Klaus Schwab, the founder and Executive chairman of the World Economic Forum expects great things from technology platforms that enable information sharing. He said, “A key trend is the development of technology-enabled platforms that combine both demand and supply to disrupt existing industry structures, such as those we see within the ‘sharing’ or ‘on demand’ economy. These technology platforms, rendered easy to use by the smartphone, convene people, assets, and data — thus creating entirely new ways of consuming goods and services in the process.”

Joe Coleman explained in a Fast Company article the difference between the Internet of Things and the “Internet of People.” Just as devices have begun to work together to deliver services and meet our needs, groups of people have gotten organized in a similar way for a similar purpose.

But the important connection to draw here is the underlying technology people are using to make on-demand services possible.
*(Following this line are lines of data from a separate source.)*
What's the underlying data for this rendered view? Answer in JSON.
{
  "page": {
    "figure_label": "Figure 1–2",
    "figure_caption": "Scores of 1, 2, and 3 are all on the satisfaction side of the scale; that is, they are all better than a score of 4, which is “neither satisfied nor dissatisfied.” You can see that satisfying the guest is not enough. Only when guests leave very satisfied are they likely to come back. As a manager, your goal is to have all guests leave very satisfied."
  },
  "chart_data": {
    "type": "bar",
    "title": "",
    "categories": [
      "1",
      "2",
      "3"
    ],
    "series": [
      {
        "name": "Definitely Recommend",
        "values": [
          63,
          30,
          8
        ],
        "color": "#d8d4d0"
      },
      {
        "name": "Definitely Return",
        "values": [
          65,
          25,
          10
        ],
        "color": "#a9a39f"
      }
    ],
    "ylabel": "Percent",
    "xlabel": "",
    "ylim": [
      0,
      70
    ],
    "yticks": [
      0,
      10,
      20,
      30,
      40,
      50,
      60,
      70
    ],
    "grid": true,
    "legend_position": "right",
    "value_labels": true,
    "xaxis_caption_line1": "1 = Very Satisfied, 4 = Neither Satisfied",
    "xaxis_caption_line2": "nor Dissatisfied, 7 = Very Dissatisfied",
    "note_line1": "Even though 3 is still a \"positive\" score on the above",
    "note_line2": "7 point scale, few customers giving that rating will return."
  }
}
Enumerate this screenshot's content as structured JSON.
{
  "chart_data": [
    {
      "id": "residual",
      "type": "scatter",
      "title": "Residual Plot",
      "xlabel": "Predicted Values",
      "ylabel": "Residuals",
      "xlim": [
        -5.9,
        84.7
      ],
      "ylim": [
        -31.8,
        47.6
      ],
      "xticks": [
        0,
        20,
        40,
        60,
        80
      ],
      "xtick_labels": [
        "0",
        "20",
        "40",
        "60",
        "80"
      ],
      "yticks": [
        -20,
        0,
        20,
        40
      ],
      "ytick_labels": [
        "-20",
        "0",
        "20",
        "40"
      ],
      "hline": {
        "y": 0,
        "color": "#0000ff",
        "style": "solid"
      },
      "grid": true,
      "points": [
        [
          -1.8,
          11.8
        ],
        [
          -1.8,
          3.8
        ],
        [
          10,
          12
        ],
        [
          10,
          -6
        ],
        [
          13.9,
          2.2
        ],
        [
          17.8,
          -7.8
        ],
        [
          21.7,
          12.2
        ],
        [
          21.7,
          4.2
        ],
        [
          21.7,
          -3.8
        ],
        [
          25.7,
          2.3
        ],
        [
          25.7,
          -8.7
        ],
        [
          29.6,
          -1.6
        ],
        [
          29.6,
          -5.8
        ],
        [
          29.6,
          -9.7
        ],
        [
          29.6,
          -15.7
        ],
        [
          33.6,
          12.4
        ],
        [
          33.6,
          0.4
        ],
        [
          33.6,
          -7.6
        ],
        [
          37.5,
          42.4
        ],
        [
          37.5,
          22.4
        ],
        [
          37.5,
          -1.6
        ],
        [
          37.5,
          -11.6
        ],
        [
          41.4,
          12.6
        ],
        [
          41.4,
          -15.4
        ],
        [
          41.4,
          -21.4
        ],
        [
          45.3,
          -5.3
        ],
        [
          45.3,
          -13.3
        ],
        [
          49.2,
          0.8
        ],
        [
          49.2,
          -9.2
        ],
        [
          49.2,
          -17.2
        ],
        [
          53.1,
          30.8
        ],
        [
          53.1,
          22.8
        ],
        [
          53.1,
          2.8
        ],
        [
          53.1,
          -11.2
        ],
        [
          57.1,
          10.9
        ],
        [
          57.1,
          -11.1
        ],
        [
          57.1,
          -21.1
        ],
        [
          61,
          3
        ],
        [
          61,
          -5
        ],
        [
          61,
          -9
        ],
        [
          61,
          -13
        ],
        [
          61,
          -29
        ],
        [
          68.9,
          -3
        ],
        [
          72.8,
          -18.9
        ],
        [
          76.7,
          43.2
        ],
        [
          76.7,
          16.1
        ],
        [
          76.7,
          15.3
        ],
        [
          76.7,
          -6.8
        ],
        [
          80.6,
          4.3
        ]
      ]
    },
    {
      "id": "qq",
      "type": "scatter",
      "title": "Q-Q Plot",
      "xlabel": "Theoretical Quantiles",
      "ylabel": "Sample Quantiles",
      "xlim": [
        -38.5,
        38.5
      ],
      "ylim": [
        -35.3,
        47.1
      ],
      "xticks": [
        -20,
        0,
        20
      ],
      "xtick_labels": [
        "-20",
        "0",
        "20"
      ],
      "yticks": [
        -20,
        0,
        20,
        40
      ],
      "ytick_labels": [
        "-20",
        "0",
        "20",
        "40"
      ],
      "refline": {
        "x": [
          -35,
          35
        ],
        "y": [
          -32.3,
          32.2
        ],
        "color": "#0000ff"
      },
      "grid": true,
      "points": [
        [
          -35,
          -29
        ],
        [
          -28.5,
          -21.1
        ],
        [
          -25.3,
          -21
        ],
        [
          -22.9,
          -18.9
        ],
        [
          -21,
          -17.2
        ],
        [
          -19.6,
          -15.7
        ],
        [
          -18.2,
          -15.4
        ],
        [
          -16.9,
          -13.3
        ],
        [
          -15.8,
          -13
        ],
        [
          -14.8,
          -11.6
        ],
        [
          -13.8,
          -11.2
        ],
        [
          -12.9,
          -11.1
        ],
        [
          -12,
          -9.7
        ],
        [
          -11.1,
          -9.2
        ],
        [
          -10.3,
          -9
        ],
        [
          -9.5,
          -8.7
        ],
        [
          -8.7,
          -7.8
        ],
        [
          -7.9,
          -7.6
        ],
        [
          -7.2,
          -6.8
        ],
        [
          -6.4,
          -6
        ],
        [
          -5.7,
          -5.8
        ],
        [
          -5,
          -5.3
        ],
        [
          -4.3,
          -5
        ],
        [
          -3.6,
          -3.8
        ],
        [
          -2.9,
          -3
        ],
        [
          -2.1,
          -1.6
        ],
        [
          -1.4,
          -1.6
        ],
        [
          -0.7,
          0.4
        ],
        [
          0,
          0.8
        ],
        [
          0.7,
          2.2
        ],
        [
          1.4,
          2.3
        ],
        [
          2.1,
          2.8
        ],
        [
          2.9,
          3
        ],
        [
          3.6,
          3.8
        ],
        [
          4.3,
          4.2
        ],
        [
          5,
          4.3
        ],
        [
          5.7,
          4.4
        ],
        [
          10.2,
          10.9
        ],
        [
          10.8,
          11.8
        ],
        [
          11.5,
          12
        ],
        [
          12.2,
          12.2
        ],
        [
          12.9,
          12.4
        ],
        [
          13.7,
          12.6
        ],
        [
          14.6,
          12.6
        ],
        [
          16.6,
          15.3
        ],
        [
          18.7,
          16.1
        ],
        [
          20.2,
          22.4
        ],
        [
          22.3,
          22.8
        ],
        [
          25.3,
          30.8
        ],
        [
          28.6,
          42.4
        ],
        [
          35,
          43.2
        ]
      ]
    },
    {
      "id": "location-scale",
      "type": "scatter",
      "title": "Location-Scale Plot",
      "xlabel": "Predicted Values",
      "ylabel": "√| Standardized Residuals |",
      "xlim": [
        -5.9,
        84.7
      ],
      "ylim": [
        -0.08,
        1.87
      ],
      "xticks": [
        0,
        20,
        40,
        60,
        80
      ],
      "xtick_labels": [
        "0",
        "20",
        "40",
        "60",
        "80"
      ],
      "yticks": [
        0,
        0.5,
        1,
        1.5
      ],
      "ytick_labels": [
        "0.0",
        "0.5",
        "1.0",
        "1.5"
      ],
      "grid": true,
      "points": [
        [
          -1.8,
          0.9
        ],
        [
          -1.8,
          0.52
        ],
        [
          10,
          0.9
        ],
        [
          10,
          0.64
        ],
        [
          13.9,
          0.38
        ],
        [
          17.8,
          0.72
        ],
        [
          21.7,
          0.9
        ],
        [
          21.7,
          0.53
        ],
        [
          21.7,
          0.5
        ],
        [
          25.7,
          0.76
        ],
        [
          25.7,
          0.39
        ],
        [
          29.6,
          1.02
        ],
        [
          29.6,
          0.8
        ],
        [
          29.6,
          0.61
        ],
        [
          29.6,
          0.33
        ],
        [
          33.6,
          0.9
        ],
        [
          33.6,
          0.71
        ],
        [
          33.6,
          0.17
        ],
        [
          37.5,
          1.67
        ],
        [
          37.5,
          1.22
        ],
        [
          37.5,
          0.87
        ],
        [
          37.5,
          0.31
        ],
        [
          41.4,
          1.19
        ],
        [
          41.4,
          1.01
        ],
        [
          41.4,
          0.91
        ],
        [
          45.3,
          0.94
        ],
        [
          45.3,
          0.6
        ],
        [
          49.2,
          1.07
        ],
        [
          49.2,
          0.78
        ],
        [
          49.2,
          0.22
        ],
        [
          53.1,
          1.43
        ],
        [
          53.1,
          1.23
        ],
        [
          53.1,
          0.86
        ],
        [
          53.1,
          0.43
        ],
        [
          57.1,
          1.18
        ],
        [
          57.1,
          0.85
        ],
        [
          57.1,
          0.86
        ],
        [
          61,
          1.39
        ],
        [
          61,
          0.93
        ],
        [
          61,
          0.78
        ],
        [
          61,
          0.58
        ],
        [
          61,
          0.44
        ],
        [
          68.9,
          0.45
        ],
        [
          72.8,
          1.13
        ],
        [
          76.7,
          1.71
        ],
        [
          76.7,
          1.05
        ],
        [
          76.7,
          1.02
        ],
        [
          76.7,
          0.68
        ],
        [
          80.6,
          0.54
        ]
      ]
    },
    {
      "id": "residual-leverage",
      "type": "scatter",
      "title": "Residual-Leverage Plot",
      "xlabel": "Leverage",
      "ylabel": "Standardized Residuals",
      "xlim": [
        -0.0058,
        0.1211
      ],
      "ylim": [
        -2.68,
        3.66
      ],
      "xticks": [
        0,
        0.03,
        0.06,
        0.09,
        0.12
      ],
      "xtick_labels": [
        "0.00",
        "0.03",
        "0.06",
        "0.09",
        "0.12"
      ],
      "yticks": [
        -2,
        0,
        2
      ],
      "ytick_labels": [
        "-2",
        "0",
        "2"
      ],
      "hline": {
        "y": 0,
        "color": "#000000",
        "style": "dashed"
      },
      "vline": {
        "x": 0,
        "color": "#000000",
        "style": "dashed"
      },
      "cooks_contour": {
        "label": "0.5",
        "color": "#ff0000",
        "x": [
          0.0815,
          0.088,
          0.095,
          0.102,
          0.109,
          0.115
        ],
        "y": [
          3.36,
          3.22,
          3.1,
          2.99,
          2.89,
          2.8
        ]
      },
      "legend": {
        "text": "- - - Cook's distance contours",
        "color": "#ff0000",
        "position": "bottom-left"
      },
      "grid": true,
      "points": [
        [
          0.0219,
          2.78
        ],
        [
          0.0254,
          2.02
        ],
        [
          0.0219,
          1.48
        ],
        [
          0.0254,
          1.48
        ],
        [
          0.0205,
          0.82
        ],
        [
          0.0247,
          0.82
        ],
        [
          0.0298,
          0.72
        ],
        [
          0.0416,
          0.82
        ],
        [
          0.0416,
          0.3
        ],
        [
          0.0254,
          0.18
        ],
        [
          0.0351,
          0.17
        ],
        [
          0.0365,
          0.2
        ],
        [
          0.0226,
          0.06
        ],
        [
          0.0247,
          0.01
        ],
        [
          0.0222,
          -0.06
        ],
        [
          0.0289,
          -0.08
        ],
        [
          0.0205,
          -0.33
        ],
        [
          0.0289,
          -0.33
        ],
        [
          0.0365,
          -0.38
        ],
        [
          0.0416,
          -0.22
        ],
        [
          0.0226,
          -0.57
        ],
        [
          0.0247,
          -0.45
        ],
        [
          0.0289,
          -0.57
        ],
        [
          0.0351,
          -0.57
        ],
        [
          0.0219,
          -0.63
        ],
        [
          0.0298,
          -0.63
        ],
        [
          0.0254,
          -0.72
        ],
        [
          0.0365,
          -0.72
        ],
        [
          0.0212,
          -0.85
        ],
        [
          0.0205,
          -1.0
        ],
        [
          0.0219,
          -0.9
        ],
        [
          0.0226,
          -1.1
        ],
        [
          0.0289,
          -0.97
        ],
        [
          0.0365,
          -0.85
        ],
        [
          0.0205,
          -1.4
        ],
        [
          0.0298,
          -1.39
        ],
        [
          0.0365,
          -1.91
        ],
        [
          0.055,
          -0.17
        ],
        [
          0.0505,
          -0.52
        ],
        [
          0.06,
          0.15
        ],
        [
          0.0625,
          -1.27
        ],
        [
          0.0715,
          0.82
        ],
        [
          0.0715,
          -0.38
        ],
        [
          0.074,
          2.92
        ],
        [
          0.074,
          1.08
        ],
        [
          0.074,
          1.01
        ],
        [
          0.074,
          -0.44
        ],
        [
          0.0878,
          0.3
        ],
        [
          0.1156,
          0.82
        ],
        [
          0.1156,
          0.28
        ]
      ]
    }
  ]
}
According to Plusvouchercode, "As this business model increasingly becomes the norm, we’ll see that connected devices and the data they provide becoming key features of any successful enterprise. This, in turn will further contributed to the advancement of IoT as a global necessity."

IoT promises a lot of groundbreaking developments in how we do things. There's enormous opportunity in it for those who can see the big picture from today and take action. Larry Page, the co-founder of Google, for instance, was one of those early adopters of the Internet for business purposes and today, he has a net worth of $30 billion.

The bottom line is that IoT offers unique support for on-demand services, which will continue to drive adoption of both innovations.